Context
"Why did you do this?" a journalist [Walt Disney] asked amid the park's scaffolding, and received the simple answer "For twenty years I wanted something of my own." There was a good deal more to it than that. Disney had become tired of animation, had been embittered by a 1941 strike at his studio, and like so many at the end of World War II felt dissatisfied and adrift.
And this man who had so acute a sense of what the public would respond to believed that other Americans shared such feelings—that there was a vast potential audience in need of reassurance.
The present is a bully, always making us think the molten moment we inhabit is the most alarming ever, while the past tends to slip into that specious category of "simpler times." The 1950s now bask in the sunshine of false memory, sock hops, genial Ike, two-car garages, Elvis, and a victorious America, her manufacturing plants unshaken by a single Axis bomb in the war, bestriding the industrial world.
Few saw the decade like that while they were making their way through it.

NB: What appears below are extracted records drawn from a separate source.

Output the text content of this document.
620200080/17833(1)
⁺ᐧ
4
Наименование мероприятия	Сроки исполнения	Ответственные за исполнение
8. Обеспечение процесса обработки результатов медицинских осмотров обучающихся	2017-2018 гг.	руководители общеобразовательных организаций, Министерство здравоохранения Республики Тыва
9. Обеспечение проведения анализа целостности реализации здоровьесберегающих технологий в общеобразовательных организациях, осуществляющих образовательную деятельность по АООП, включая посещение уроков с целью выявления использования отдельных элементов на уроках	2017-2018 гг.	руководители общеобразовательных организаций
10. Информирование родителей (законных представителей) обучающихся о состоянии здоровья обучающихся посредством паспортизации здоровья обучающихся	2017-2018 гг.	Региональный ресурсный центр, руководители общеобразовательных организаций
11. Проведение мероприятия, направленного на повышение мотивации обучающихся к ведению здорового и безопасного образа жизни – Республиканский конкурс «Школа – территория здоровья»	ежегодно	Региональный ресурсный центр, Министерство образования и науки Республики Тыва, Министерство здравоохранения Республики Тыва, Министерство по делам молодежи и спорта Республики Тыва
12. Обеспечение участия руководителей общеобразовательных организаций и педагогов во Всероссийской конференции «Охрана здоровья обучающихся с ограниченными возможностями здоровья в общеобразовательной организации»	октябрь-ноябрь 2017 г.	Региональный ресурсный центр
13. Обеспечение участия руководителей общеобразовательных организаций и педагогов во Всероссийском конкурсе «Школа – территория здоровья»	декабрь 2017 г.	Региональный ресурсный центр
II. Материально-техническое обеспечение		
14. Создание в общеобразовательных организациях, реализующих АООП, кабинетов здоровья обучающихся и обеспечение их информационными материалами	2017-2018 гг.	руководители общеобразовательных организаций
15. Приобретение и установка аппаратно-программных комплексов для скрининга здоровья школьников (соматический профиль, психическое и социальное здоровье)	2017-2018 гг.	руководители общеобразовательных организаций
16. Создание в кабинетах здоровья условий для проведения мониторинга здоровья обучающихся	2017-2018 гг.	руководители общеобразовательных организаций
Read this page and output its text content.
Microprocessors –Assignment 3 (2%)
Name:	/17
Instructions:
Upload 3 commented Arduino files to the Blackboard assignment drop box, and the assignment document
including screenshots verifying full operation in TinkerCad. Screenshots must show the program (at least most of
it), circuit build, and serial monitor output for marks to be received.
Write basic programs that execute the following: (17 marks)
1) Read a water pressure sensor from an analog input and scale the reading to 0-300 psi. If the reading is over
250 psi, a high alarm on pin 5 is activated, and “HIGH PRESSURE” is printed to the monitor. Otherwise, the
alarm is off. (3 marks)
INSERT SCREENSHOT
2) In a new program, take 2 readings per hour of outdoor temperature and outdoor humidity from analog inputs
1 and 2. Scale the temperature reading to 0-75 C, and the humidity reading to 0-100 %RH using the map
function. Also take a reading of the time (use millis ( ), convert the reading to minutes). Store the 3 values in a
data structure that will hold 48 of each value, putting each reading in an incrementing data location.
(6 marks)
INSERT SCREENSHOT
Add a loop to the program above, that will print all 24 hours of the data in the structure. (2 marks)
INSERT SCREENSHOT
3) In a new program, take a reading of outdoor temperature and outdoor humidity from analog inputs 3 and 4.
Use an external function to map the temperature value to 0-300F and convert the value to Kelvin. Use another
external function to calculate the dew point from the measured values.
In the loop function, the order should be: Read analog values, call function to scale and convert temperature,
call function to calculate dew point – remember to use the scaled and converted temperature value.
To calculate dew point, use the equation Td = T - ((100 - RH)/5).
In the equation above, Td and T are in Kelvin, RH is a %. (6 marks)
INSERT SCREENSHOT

In 1947 W. H. Auden published a book-length poem in which four characters in a New York City bar discuss the cosmos. It won the Pulitzer Prize in 1948, but reading it could be heavy going. Nevertheless, it at once became universally known because of its title: The Age of Anxiety. That's what millions of Americans thought they were living in.
And with reason. The war had ended with the thunderclap of two doomsday weapons over Japanese cities, and just four years later Soviet Russia, recently an ally, now a threat, possessed those weapons, too. American GIs who had never wanted to see another acre of Asian landscape found themselves fighting a shooting war against Communism in Korea and, once that dwindled to a stalemate, were being urged to help the French in Vietnam.
The fear of Communism simmered, a low fever that ran throughout the decade, spiking every few months, as when the Russians matched the new U.S. hydrogen bomb, or when Senator Joseph McCarthy claimed that reds had infiltrated American life at every level.
Nor was all the unrest in other lands; in a few months Rosa Parks would refuse to yield her seat on a Montgomery, Alabama, bus to a white passenger, thereby triggering the first direct action campaign of the modern Civil Rights Movement.